Дил скакал впереди. Глен держался за ним и никак не мог взять в толк, какой водный бес попутал отца. Вывести на бой давнего узника? Виртуозного бойца, истинно. Но вместе с тем – изменника, предавшего родной клан и отринувшего наследие предков ради Азалии, дочери владыки Эониума.
Не Глену порочить честь господина Лета́. Он и сам по юности ступил на путь падших и едва не повторил судьбу первого дяди. Но отец!.. Ужель он настолько доверяет окаянному брату-предателю? Ужель законы Танглей дозволяют узникам сражаться друг с другом?
Вестимо, прямого запрета не существовало. В противном случае отец не поступил бы столь опрометчиво. Да и выбор его не лишён здравого смысла, ибо взор отца пал на недостойного, но выдающегося – на искусного воина-карателя, прослывшего непробиваемым. В прошлом господину Лета́ даровали боевое прозвище – Алмаз.
– Пропустите наследника! – Возглас Дила резанул по ушам, и Глен вынырнул из раздумий.

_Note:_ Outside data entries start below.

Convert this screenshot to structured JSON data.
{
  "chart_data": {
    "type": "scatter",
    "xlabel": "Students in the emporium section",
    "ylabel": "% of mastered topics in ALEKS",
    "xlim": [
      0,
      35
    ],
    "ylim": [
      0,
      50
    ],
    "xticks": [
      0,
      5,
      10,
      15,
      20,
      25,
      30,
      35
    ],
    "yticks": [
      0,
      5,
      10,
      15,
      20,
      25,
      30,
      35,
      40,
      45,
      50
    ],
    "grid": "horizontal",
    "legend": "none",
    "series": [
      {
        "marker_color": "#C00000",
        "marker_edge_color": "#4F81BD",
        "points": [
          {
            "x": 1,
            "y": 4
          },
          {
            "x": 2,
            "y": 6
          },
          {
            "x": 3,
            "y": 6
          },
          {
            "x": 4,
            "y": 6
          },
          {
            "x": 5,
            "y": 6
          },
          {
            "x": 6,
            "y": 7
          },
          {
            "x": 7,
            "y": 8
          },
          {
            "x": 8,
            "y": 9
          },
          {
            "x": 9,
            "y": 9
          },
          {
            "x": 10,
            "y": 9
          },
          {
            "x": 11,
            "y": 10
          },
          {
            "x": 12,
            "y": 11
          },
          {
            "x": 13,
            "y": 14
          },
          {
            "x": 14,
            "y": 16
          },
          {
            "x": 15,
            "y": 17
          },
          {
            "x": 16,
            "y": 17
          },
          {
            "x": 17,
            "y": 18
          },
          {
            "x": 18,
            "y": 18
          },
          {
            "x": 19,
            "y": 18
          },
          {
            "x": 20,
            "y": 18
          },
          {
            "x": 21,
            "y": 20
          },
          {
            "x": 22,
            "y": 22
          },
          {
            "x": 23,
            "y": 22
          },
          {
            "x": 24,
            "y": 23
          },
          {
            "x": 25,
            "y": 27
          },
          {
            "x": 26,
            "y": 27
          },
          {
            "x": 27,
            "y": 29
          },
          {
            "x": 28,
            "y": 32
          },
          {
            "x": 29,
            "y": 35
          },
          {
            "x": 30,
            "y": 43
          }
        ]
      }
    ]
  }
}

Они на полном скаку приближались к стене. От неё отделился внушительный кусок льда и обратился хлынувшей под копыта ифралов водицей. Она разлетелась брызгами, стоило скакунам проскакать по ней и влететь под своды открывшейся арки. За ней, насколько хватало глаз, стелился лоснящийся багряными отблесками океан. И лишь узкий перешеек пересекал его, утекая к заснеженному острову.
Жаждавшие тишины не отыскали бы её сегодня у острова. Тут она отступала под натиском неуёмных перешептываний, и вечер оживал хлопаньем крыльев и криками птиц. Волны врезались в плавучие ледники и омывали десятки беловолосых голов, торчавших над поверхностью океана – целая толпа океанидов вынырнула, чтобы поглядеть на Лета́. Все как один навострили уши-плавники и устремили к острову рассеченные вертикальными зрачками глаза.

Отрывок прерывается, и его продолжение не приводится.